Dark matter halos and transonic accretion flow
Avijit Chowdhury, Gargi Sen, Sayan Chakrabarti, Santabrata Das
TL;DR
This work investigates how surrounding dark matter halos, including central density spikes, modify the spacetime and influence hot, radiatively inefficient accretion onto galactic supermassive black holes. It models the environment with an anisotropic DM stress-energy tensor using the Einstein-cluster framework and solves for $f(r)$ and $m(r)$ across DM profiles, enforcing a scale hierarchy $M_{BH} ≤ M_{halo} ≤ a_0$. For steady, axisymmetric transonic flows with a variable adiabatic index $Γ$, it identifies a critical point at $r_c$ and shows the DM halo shifts $r_c$ inward and elevates the disk temperature, boosting luminosity.
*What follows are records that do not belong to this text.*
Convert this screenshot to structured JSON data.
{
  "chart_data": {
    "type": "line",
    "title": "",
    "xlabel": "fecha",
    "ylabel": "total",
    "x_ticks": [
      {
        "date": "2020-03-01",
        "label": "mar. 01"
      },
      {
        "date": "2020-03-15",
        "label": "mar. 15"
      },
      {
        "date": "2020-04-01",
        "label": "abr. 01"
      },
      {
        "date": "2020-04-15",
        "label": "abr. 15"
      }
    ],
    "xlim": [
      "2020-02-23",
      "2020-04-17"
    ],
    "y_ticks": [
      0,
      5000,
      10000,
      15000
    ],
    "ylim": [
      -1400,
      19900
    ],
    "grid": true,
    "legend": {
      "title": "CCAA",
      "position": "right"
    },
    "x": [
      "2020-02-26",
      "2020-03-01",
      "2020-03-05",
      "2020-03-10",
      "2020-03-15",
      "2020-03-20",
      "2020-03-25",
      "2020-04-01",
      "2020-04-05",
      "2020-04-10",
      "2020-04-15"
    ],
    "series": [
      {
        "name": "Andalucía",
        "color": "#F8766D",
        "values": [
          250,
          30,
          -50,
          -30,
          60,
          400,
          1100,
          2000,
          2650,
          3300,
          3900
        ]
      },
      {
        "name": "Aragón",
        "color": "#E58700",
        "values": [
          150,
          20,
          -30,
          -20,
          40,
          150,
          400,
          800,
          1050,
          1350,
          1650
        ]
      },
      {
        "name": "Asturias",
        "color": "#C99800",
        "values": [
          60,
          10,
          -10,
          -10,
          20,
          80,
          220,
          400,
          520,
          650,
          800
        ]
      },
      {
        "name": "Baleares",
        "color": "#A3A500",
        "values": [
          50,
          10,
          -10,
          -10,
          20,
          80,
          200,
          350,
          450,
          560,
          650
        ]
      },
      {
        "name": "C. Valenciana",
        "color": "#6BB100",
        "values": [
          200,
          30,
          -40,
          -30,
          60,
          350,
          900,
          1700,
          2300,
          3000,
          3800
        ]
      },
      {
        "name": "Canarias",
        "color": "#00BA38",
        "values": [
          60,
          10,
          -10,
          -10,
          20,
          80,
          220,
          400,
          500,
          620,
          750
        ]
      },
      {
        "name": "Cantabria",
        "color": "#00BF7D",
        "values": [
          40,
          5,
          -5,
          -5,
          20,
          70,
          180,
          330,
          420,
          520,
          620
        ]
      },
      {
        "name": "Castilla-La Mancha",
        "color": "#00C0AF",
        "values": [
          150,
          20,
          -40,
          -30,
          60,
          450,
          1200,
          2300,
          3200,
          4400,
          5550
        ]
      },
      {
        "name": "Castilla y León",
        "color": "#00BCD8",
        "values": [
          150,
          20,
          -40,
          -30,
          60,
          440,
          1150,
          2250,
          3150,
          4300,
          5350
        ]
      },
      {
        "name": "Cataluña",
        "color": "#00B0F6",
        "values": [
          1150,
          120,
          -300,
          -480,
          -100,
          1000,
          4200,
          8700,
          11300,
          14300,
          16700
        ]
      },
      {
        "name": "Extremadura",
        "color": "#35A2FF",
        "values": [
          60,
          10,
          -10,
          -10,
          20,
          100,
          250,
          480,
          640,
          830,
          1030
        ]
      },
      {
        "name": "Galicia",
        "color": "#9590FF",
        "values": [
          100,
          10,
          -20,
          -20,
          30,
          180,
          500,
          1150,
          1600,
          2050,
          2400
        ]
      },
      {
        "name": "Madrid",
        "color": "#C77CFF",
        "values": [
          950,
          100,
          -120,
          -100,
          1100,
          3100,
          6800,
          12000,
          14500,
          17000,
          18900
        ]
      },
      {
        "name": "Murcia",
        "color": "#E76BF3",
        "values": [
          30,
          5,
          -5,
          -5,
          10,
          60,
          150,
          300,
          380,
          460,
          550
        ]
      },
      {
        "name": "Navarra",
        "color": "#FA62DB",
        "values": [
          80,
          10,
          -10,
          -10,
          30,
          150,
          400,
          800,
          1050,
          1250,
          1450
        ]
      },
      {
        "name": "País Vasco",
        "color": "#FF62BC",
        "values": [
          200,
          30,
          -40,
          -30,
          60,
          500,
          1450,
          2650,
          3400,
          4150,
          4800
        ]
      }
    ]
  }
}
Predicted spectral energy distributions and bolometric luminosities exhibit substantial enhancement relative to a pure Schwarzschild case, scaling with halo mass $M_{halo}$ and compactness $M_{halo}/a_0$, offering an observational avenue to probe dense DM near galactic centers and its role in SMBH–galaxy coevolution.
Abstract
The interplay between supermassive black holes (SMBHs) and their surrounding environment is fundamental to understanding galactic evolution. This work investigates the influence of a cold dark matter (DM) halo on the dynamics of relativistic, low angular momentum, inviscid, and advective hot accretion flow onto a galactic SMBH. Modeling the spacetime geometry as a black hole embedded within various DM distributions, including those with a central density spike, we demonstrate that the presence of a DM halo, particularly one that is massive and compact, enhances the luminosity of the accretion disk. The dominant contribution to this luminosity originates from the inner regions of the flow, suggesting that luminosity measurements could serve as a valuable observational probe for the dense DM environments expected near galactic centers.